Two Minutes on College Football by Andy Rooney
So after I watched Charlie Weis' piece on 60 Minutes last night, I stuck around and caught Andy Rooney's segment on "What's the Deal With Cities With Crazy Names?" And, of course, inspiration struck. That's the kind of hard-hitting journalism we need here at the House Rock Built! A few e-mail exchanges later, and Andy politely agreed to guest blog about college football. Here is his (the consiglieri informed me this would be a good time to disclose this is fully made up and completely not Andy Rooney, since he's a bit touchy about internet wackos ripping off his image) totally real and not at all phony bit on college football: Enjoy!
Famous reporter and crusty curmudgeon.
Two Minutes on College Football
College football is a game played by collegians. In France, when you talk about "football", they assume you mean a bunch of fruitcakes with long hair and mustaches kicking around a round ball. It's probably best not to start an argument with a Frenchman over this, because it will only lead to further frustration.
Some teams have nicknames. Some are Lions, some are Bears. Some are Nittanies or Bruins, which are just needlessly fancy ways of saying Lions and Bears.
You don't get one point each time you score, each time it's worth something different. Sometimes you get six points, sometimes you get three points, and still other times, for no reason at all, you get an "extra point".
Have you noticed that there are some coaches like Joe Paterno who are very very old? Then, there are other coaches like Pat Fitzgerald who are very young. However, most of the coaches in football fall somewhere between those two in terms of age.
Every conference thinks that they're the best, and even the teams that aren't in a conference think they're better than teams that are in a conference.
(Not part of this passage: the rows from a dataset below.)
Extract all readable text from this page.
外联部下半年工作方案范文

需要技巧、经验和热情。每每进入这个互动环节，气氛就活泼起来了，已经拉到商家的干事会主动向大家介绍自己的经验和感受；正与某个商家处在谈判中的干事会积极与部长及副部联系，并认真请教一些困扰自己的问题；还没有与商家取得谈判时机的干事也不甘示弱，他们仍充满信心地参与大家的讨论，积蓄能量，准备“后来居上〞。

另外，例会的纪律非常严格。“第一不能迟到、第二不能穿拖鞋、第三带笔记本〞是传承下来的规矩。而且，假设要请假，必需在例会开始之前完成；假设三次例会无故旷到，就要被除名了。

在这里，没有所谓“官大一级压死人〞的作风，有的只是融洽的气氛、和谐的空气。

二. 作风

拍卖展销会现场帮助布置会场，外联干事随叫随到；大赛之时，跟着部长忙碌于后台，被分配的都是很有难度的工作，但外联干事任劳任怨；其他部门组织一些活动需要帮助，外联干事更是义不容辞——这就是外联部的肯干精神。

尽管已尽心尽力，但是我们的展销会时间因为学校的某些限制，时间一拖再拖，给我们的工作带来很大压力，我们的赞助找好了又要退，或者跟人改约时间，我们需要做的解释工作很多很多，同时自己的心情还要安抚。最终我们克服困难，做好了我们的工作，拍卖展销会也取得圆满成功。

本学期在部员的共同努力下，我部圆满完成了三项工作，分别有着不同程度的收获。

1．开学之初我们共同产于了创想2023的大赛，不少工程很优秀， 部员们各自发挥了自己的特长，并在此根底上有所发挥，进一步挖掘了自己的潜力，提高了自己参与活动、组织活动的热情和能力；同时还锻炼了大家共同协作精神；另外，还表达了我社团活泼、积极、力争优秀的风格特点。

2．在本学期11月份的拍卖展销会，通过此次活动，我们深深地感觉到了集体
Since it's not possible for all of them to be right, it's very likely that none of them are.
And doesn't it seem strange that every college football team is composed of dozens of full-grown adult coaches and several dozen college students, and yet for some reason they're all obsessed with "impressing" a bunch of "computers". With all the education on those sidelines, you'd think somebody would point out the implicit absurdity of that very train of thought.
Football is a physical, agressive sport, and sometimes the players get into fights. When things get really heated, a player will take off his helmet and swing it around. Does it strike you as strange that their first instinct is to remove their most vital piece of safety equipment? I don't care if you're out of ammo in a foxhole, the last thing you'd want to use as a weapon is your bulletproof vest.
I've been told that they don't sell beer in college stadiums, so I probably wouldn't want to go to a game. However, I'm also told that people drink it in the parking lots, so there are clearly two sides to every issue.